Miranda Pakulski wept as she left the small relic hanging from a chain around a statue of the Virgin Mary at the Basilica of the Assumption yesterday.
"I can't even begin to explain," said Pakulski, 26, of Highlandtown, who believes the Virgin Mary helped her recover from a chronic case of hives two years ago. "It's just so moving. It's a matter of faith."
Pakulski and about 400 others came to the Basilica yesterday to attend Mass and see the relic, a half-inch piece of cloth from a tilma, or cloak, that Roman Catholics believe was imprinted with Mary's image more than four centuries ago in Mexico.
The relic, which is on a seven-month Tilma of Tepeyac Tour of the United States, meant different things to the dozens of Catholics who waited in line after Mass to kneel before it. Some took photographs and were awed by the relic's history; many prayed for forgiveness or for relatives in poor health.
Charlotte and Michael Janssen brought two foster children to see and pray over the relic. They hoped it might help 13-year-old Gan as he battles scoliosis, mental disabilities and other severe ailments.
"It gave me a glow, maybe we can do something for this child yet," said Michael Janssen as he pushed Gan in a wheelchair.
The Janssens, who drove to Florida several years ago to see what some said was an image of the Virgin Mary in a bank window, also prayed that they might keep 8-month-old Christopher, also a foster child.
The relic dates to December 1531, when an Aztec peasant named Juan Diego passed Tepeyac Hill, in what is now a northern neighborhood of Mexico City, on his way to Mass.

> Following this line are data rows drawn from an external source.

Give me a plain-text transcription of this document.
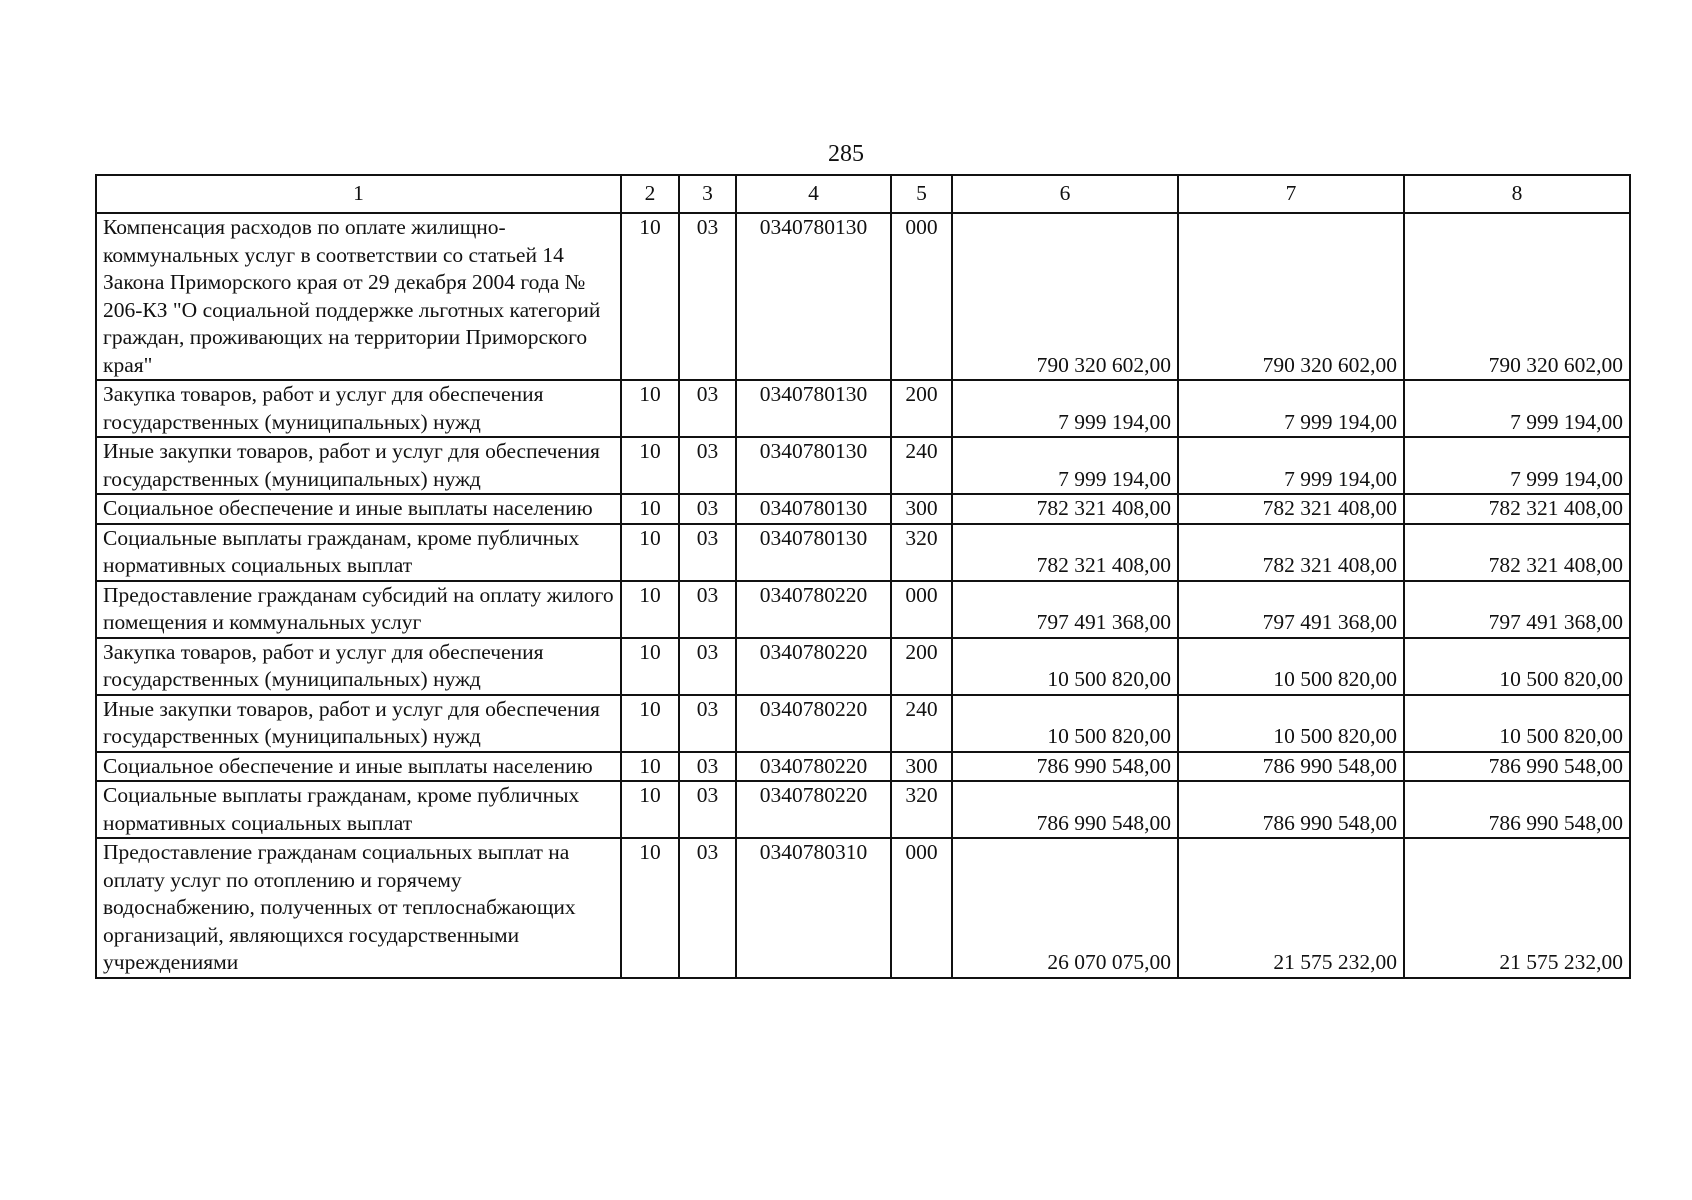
285
1	2	3	4	5	6	7	8
Компенсация расходов по оплате жилищно-коммунальных услуг в соответствии со статьей 14 Закона Приморского края от 29 декабря 2004 года № 206-КЗ "О социальной поддержке льготных категорий граждан, проживающих на территории Приморского края"	10	03	0340780130	000	790 320 602,00	790 320 602,00	790 320 602,00
Закупка товаров, работ и услуг для обеспечения государственных (муниципальных) нужд	10	03	0340780130	200	7 999 194,00	7 999 194,00	7 999 194,00
Иные закупки товаров, работ и услуг для обеспечения государственных (муниципальных) нужд	10	03	0340780130	240	7 999 194,00	7 999 194,00	7 999 194,00
Социальное обеспечение и иные выплаты населению	10	03	0340780130	300	782 321 408,00	782 321 408,00	782 321 408,00
Социальные выплаты гражданам, кроме публичных нормативных социальных выплат	10	03	0340780130	320	782 321 408,00	782 321 408,00	782 321 408,00
Предоставление гражданам субсидий на оплату жилого помещения и коммунальных услуг	10	03	0340780220	000	797 491 368,00	797 491 368,00	797 491 368,00
Закупка товаров, работ и услуг для обеспечения государственных (муниципальных) нужд	10	03	0340780220	200	10 500 820,00	10 500 820,00	10 500 820,00
Иные закупки товаров, работ и услуг для обеспечения государственных (муниципальных) нужд	10	03	0340780220	240	10 500 820,00	10 500 820,00	10 500 820,00
Социальное обеспечение и иные выплаты населению	10	03	0340780220	300	786 990 548,00	786 990 548,00	786 990 548,00
Социальные выплаты гражданам, кроме публичных нормативных социальных выплат	10	03	0340780220	320	786 990 548,00	786 990 548,00	786 990 548,00
Предоставление гражданам социальных выплат на оплату услуг по отоплению и горячему водоснабжению, полученных от теплоснабжающих организаций, являющихся государственными учреждениями	10	03	0340780310	000	26 070 075,00	21 575 232,00	21 575 232,00
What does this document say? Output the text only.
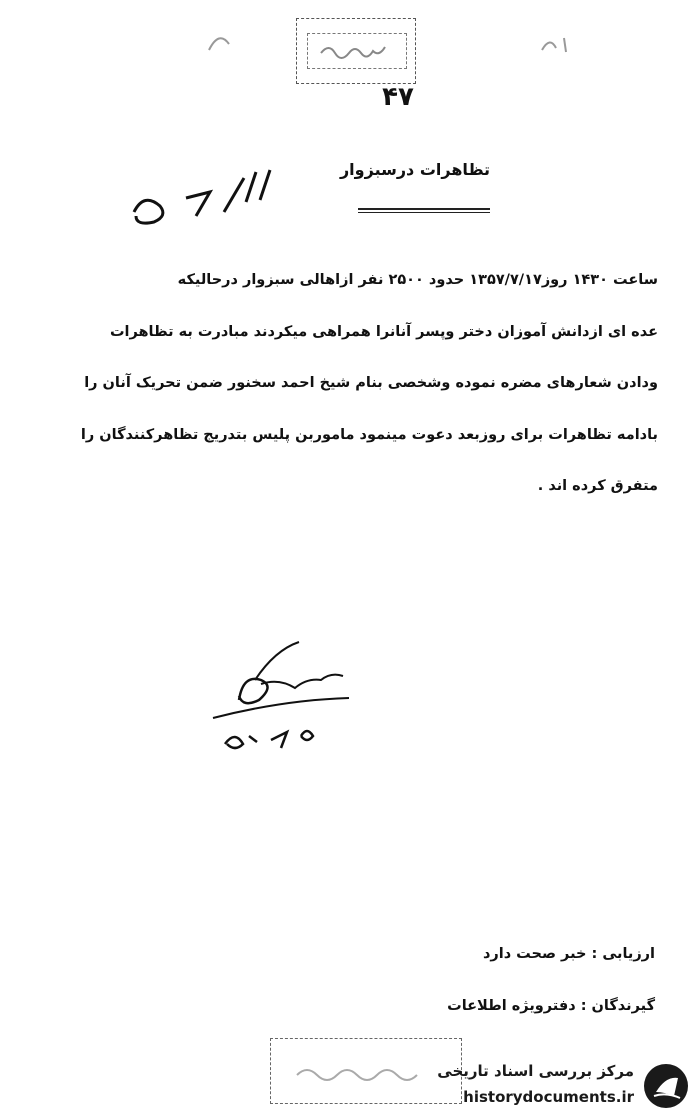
۴۷
تظاهرات درسبزوار

ساعت ۱۴۳۰ روز۱۳۵۷/۷/۱۷ حدود ۲۵۰۰ نفر ازاهالی سبزوار درحالیکه

عده ای ازدانش آموزان دختر وپسر آنانرا همراهی میکردند مبادرت به تظاهرات

ودادن شعارهای مضره نموده وشخصی بنام شیخ احمد سخنور ضمن تحریک آنان را

بادامه تظاهرات برای روزبعد دعوت مینمود ماموربن پلیس بتدریج تظاهرکنندگان را

متفرق کرده اند .

ارزیابی : خبر صحت دارد
گیرندگان : دفترویژه اطلاعات
مرکز بررسی اسناد تاریخی
historydocuments.ir
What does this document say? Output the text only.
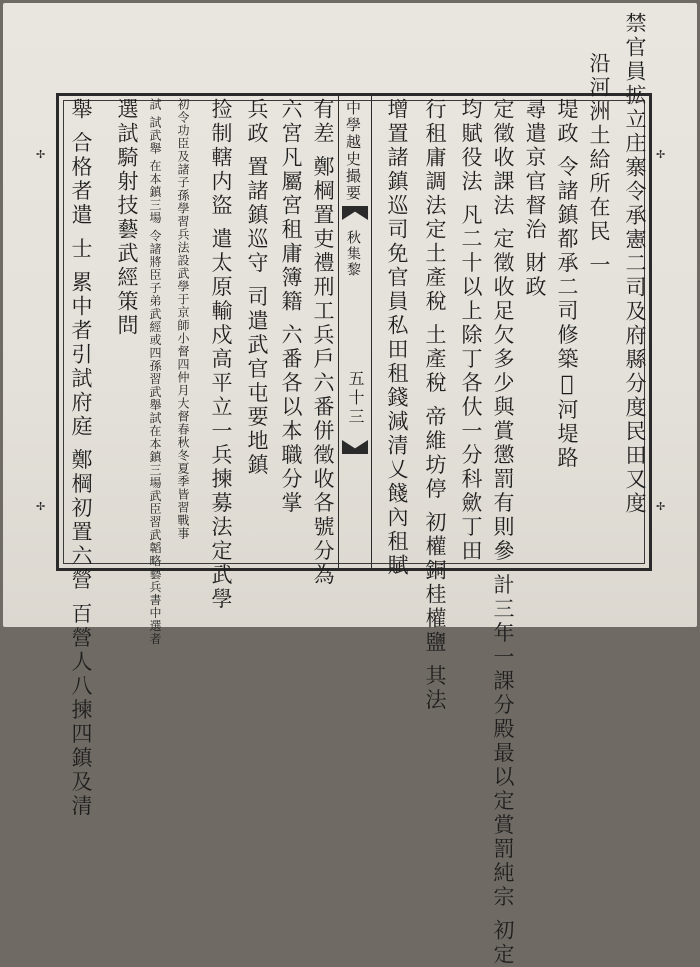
中學越史撮要
秋集黎
五十三	禁官員拡立庄寨令承憲二司及府縣分度民田又度
沿河洲土給所在民 一
堤政 令諸鎮都承二司修築𤇮河堤路
尋遣京官督治 財政
定徵收課法 定徵收足欠多少與賞懲罰有則參 計三年一課分殿最以定賞罰純宗 初定
均賦役法 凡二十以上除丁各㐲一分科歛丁田
行租庸調法定土產稅 土產稅 帝維坊停 初權銅桂權鹽 其法
增置諸鎮巡司免官員私田租錢減清乂餞內租賦
有差 鄭棡置吏禮刑工兵戶六番併徵收各號分為
六宮凡屬宮租庸簿籍 六番各以本職分掌
兵政 置諸鎮巡守 司遣武官屯要地鎮
捡制轄内盜 遣太原輸戍高平立一兵揀募法定武學
初令功臣及諸子孫學習兵法設武學于京師小督四仲月大督春秋冬夏季皆習戰事
試 試武舉 在本鎮三場 令諸將臣子弟武經或四孫習武舉試在本鎮三場武臣習武韜略藝兵書中選者
選試騎射技藝武經策問
舉 合格者遣 士 累中者引試府庭 鄭棡初置六營 百營人八揀四鎮及清
✢	✢
✢	✢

According to Roman Catholic tradition, Diego suddenly heard birds singing and saw the Virgin Mary, who asked Diego to tell the local bishop to erect a church on the hill in her honor. The bishop told Diego that he doubted the claim and asked for a sign. Mary appeared to Diego again and told him to gather roses blooming on the hill and wrap them in his tilma.
When Diego opened his cloak for the bishop and others, they were not just surprised by the roses, which were growing in the middle of winter. The bishop and several witnesses dropped to their knees when they realized the cloak bore an image of the Virgin Mary.
The cloak with her image is enshrined in the Basilica of Our Lady of Guadalupe in Mexico City. Juan Diego was canonized last year.
The Los Angeles Archdiocese received the half-inch piece of cloak in 1941 after the city's archbishop led a pilgrimage to the shrine. The tour is being organized by the Apostolate for Holy Relics and is being co-sponsored by the Knights of Columbus Supreme Council in New Haven, Conn.
Andrew Walther, vice president of the Apostolate for Holy Relics, said the small piece of cloth has drawn hundreds of pilgrims throughout its tour. Noting that the cloak survived a bombing attempt in the 1920s and that its poor-quality fibers should have disintegrated years ago, Walther said, "It's sort of miraculous from beginning to end."
Yesterday, many said they visited the Basilica to soak in that history and feeling. "We may never get a chance to go to Mexico City," said Marie La Valle, 75, who traveled from Annapolis with a friend to see the relic. "This is a chance of a lifetime to see a relic and honor her."
A farewell Mass, where the relic will be on display, has been scheduled for 12:10 p.m. today at the Basilica.